Les résultats ci-dessus suggèrent que certaines personnes ayant des niveaux de folate normaux, y compris celles qui vivent dans des pays où l’enrichissement des aliments en folate est volontaire ou obligatoire, peuvent bénéficier d’une supplémentation en folate. Les taux d’homocystéine peuvent être abaissés par la supplémentation en folates, même lorsque les taux de folates sont normaux, de sorte qu’il n’est pas nécessairement possible de distinguer les patients souffrant de dépression qui peuvent bénéficier des folates en mesurant les taux de folates. De plus, certains sous-groupes peuvent avoir besoin de plus de folate que d’autres. Par exemple, les personnes présentant la variante thermolabile relativement courante du MTHFR ont une incidence élevée de dépression et ont besoin de niveaux plus élevés de folate.22,23 Étant donné le faible coût des comprimés de folate (des comprimés de 1 mg d’acide folique peuvent coûter moins de 5 cents chacun), il n’y a aucune raison économique d’éviter de donner du folate à tous les patients souffrant de dépression, mais les suppléments de folate peuvent-ils avoir des effets indésirables ? Plusieurs inquiétudes ont été soulevées concernant la supplémentation des aliments en folates.18 La principale inquiétude concernant l’utilisation à court terme des suppléments de folates chez les patients dépressifs est le masquage possible des symptômes de carence en vitamine B12. Pour cette raison, il pourrait être prudent d’ajouter un supplément de vitamine B12 au folate.

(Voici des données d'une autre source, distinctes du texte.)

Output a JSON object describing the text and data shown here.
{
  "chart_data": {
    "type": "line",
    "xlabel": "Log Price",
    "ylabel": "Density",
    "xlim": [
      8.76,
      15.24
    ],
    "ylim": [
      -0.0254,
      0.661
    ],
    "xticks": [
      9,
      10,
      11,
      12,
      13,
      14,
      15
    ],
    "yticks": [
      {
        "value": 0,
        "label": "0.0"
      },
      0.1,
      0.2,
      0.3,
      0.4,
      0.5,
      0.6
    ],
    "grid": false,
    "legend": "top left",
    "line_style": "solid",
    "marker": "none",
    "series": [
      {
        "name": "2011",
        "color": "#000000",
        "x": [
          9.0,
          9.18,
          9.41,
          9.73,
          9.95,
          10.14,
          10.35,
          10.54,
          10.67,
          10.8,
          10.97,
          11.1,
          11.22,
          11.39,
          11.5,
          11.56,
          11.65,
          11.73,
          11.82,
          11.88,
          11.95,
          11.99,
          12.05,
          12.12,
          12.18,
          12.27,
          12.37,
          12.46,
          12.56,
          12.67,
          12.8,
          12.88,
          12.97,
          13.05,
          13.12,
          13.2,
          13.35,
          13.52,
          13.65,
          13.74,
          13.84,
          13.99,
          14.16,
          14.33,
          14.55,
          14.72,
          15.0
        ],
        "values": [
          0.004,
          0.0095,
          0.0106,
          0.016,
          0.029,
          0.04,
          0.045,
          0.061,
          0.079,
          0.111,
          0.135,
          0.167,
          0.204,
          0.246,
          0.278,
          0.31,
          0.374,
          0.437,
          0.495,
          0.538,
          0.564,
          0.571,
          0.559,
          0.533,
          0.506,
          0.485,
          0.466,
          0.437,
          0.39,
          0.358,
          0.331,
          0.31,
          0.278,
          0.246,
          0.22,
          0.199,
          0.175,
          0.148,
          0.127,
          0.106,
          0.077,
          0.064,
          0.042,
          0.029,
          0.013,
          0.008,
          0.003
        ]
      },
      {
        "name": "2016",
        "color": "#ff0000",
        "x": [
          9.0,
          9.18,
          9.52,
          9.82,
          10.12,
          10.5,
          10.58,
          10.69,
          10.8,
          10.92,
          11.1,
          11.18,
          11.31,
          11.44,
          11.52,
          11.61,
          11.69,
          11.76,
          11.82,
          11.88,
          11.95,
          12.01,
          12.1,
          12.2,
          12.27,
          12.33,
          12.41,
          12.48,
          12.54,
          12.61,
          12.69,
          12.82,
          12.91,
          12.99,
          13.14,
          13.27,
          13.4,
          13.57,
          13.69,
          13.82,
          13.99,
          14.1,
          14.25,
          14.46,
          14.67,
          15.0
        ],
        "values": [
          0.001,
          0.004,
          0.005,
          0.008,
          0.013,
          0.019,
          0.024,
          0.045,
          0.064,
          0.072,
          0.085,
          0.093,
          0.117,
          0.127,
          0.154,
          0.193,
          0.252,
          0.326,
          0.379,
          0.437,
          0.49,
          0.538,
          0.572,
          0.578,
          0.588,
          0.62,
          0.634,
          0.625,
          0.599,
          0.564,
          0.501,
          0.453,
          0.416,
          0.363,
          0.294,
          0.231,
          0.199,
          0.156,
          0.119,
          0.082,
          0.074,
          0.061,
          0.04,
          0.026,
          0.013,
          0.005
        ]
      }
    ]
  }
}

Que penser de la recommandation selon laquelle 2 mg de folate doivent être administrés pendant le traitement aigu, la poursuite et le maintien de la dépression ?1 Le dosage réel peut être discutable ; 1 mg peut suffire, en particulier dans les pays où l’enrichissement des aliments en folate est volontaire ou obligatoire, et l’ajout d’un supplément de vitamine B12 peut être prudent, mais le principe général est raisonnable. Dans l’état actuel de nos connaissances, les avantages potentiels semblent l’emporter largement sur les inconvénients éventuels. Un article récent s’est demandé si le folate était » le composant alimentaire fonctionnel ultime pour la prévention des maladies « .20 Bien que l’article ne se soit pas concentré sur la dépression, la question est très pertinente pour son traitement.